This video says about itself:
Maksim Bakiyev – most wanted in Kyrgyzstan
Maksim Bakiyev is the second son of the former Kyrgyz President Kurmanbek Bakiyev. He was born in 1977.
From the Georgian International Media Center:
Ouster of Kyrgyz autocrat appears to have upset Saakashvili
April 9, 2010 by georgiamedia
Mikheil Saakashvili appears to believe that the events in the Kyrgyz capital Bishkek, where a popular uprising following the detention of opposition politicians has seen autocratic president Kurmanbek Bakiyev flee the city, were being manipulated by Russia.
Bakiyev came to power through the so-called “Tulip Revolution” in 2005: a so-called “colour revolution” that was at least partly engineered through Georgian help, with Givi Targamadze, an MP from Georgia‘s ruling party, on hand to offer advice to the revolutionaries.
Saakashvili’s chief spindoctor, Manana Manjgaladze, yesterday, reports Civil.ge, said: “Despite denials, according to the information available for us, it is absolutely obvious that Russia is roughly interfering with Kyrgyzstan‘s internal affairs and is trying to play geopolitical games at the expense of the Kyrgyz people.”
Reports from Kyrgyzstan remain confused and it is not clear if the provisional government formed in Bishkek – under former foreign minister Roza Otunbayeva – has any real power beyond the city.
Barack Obama’s administration have rejected the idea that Otunbayeva is a Russian stooge, however: “The people that are allegedly running Kyrgyzstan – and I’m emphasising that word because it’s not clear exactly who’s in charge right now – these are all people we’ve had contact with for many years. This is not some anti-American coup. That we know for sure. And this is not a sponsored-by-the-Russian coup. I’ve heard some reports of that. There’s just no evidence of that as yet,” said White House advisor Michael McFaul.
The revolt came after unpopular price rises were matched by the seizure of opposition, social democratic, activists.

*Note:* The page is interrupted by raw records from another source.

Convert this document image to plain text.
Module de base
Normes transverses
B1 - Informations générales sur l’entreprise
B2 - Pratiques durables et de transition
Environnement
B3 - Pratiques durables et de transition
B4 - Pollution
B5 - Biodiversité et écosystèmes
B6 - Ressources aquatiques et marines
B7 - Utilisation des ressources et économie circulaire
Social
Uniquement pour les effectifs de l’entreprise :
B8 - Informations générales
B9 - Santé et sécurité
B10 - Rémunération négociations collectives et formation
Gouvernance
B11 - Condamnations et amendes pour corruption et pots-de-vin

Kyrgyzstan‘s new government has confirmed that it will renationalise strategically important firms and cancel deeply unpopular utility rate increases.
Kyrgyzstan’s interim government hosted a state funeral today to commemorate those killed in protests earlier this week: here.
U.S. base in Kyrgyzstan diverts passenger flights
Sat Apr 10, 2010 7:26am IST
BISHKEK (Reuters) – The U.S. military on Friday reversed a decision to resume normal operations at its base in Kyrgyzstan, diverting all military passenger flights elsewhere and restricting cargo flights, officials said.
The fate of Manas air base, a central cog in the U.S. war effort in Afghanistan, has been in question since an uprising on Wednesday that forced the president to flee the capital, Bishkek.
The new Kyrgyz leadership has said it might shorten the U.S. lease on the base.
Earlier on Friday, Manas spokesman Major Rickardo Bodden told Reuters the base was again operating normally. But the U.S. military’s Central Command, which oversees the base, said later in the day that all military passenger flights had been suspended and cargo flights were not guaranteed.
It did not explain its decision.
“While normal flight operations at Manas were resumed on Friday afternoon, the decision was made Friday evening to temporarily divert military passenger transport flights,” a Central Command spokesman said.
“Decisions on conducting other, non-passenger-related, flight operations from the base will be made on a case-by-case basis.”
A U.S. official, speaking on condition of anonymity, said it was a security-related decision made by the base commander on the ground at Manas.
Personnel at Manas have not been allowed to leave the base since deadly clashes erupted on Wednesday.
Pentagon officials say Manas is key to the war effort against the Taliban, allowing round-the-clock flights in and out of neighboring Afghanistan with about 50,000 troops passing through the base last month alone.
The fate of the base is being watched closely for signs of whether the new government will foster closer ties to the United States or Russia, which considers Kyrgyzstan part of its sphere of influence.
A senior Russian official on Thursday called for the Manas base to be closed.
Still, the uprising may simply lead to fresh haggling over the air base, which has provided a lucrative source of income to Kyrgyzstan’s governments.